- Toni Morrison, a minha escritora preferida de todo o sempre, diz que ficou deprimida após a morte do pai, e que isso não foi uma coisa má; foi apenas um período de recolha, de para olhar para dentro e fechar-se em si, de não-atividade. Deprimir, para ela, acabava por ser necessário e natural.
- Os culpossauros, ao deprimirem, pensam: qual é o motivo EXATO para deprimir? Não tenho tudo? Uma família linda, saúde, dinheiro no banco? Pensa nas pessoas que não têm nada disso. Não há motivo para deprimir, vamos lá criar um plano de ataque altamente eficaz e pô-lo em execução amanhã mesmo, sem falhas. Claro que, por estarem deprimidos (versão Toni Morrison), não fazem nada disso no dia seguinte, adicionando mais uma camada de culpa ao caparro do espécime.

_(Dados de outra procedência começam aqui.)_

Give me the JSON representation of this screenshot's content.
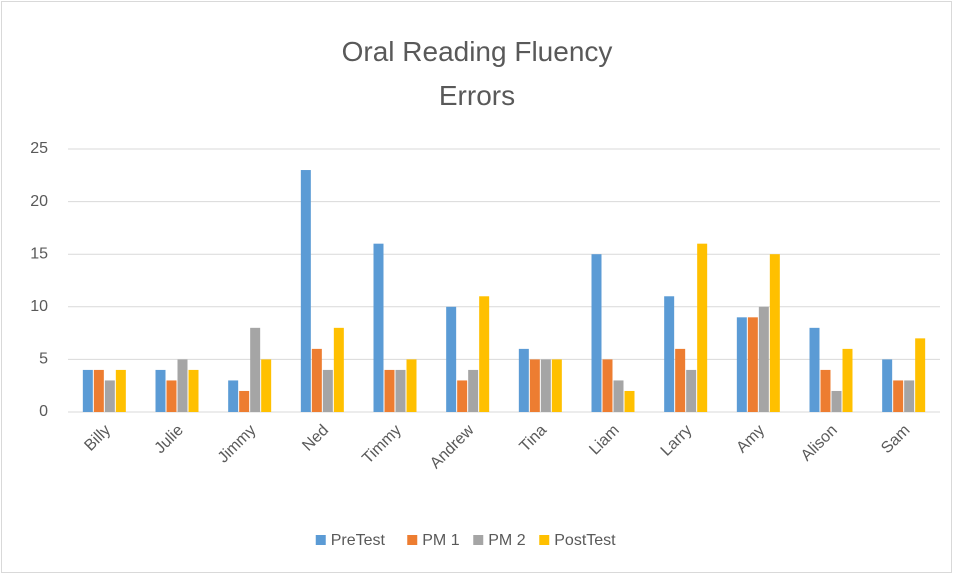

- Culpossauros extremamente eficazes têm pequenas boias de salvação: canções específicas, imagens da infância, imagens de filmes e livros (em que livro é que, uma vez por ano, se abria a casa e lavava-se tudo, baldes e baldes de água pelo chão a levar o pó todo para fora? A Casa dos Espíritos, será?), ou filmes inteiros. Coisas que os ajude a chegar à hora seguinte ainda com algum grau de eficácia.
- Aniversário da morte da mamãe? Crise genérica? Um ataque de solidão súbito, umas saudades sei lá bem de quê? Uma inquietação pelo que não sei ainda, ou como é que diz a canção? Disse ontem, ao meu irmão, pela primeira vez: acho que estou deprimida há algum tempo e não consigo aceitar isso. E ele: pede ajuda, partilha. Eu odeio ajuda e odeio partilhar negrume, a menos que seja completamente em público aqui no blog (e com um certo grau de anonimato). Quanto maior a necessidade de recolha, maior a minha procura por exteriorizações, porque, né, tenho tudo para estar feliz.
- Isto não é um pedido de ajuda, isto já é a ajuda. :)
- Se tenho um amigo deprimido (versão Toni Morrison), corro a sacudi-lo do banzo, vamos sair, vamos beber, vamos distrair. E se o melhor for o contrário? Vai para casa, dorme mais cedo. Amanhã, quem sabe?
- Temos, todos, culpossauros e outras espécies, que aprender a conviver melhor com o mal estar. Fugimos do mal estar como o diabo da cruz, como se ele nos fosse matar. É disso que tento lembra-me ao desenhar planos infalíveis para não deprimir: que tenho de aprender a sentir-me mal. Como não aprendo, adiciono mais uma camada de culpa ao caparro do espécime.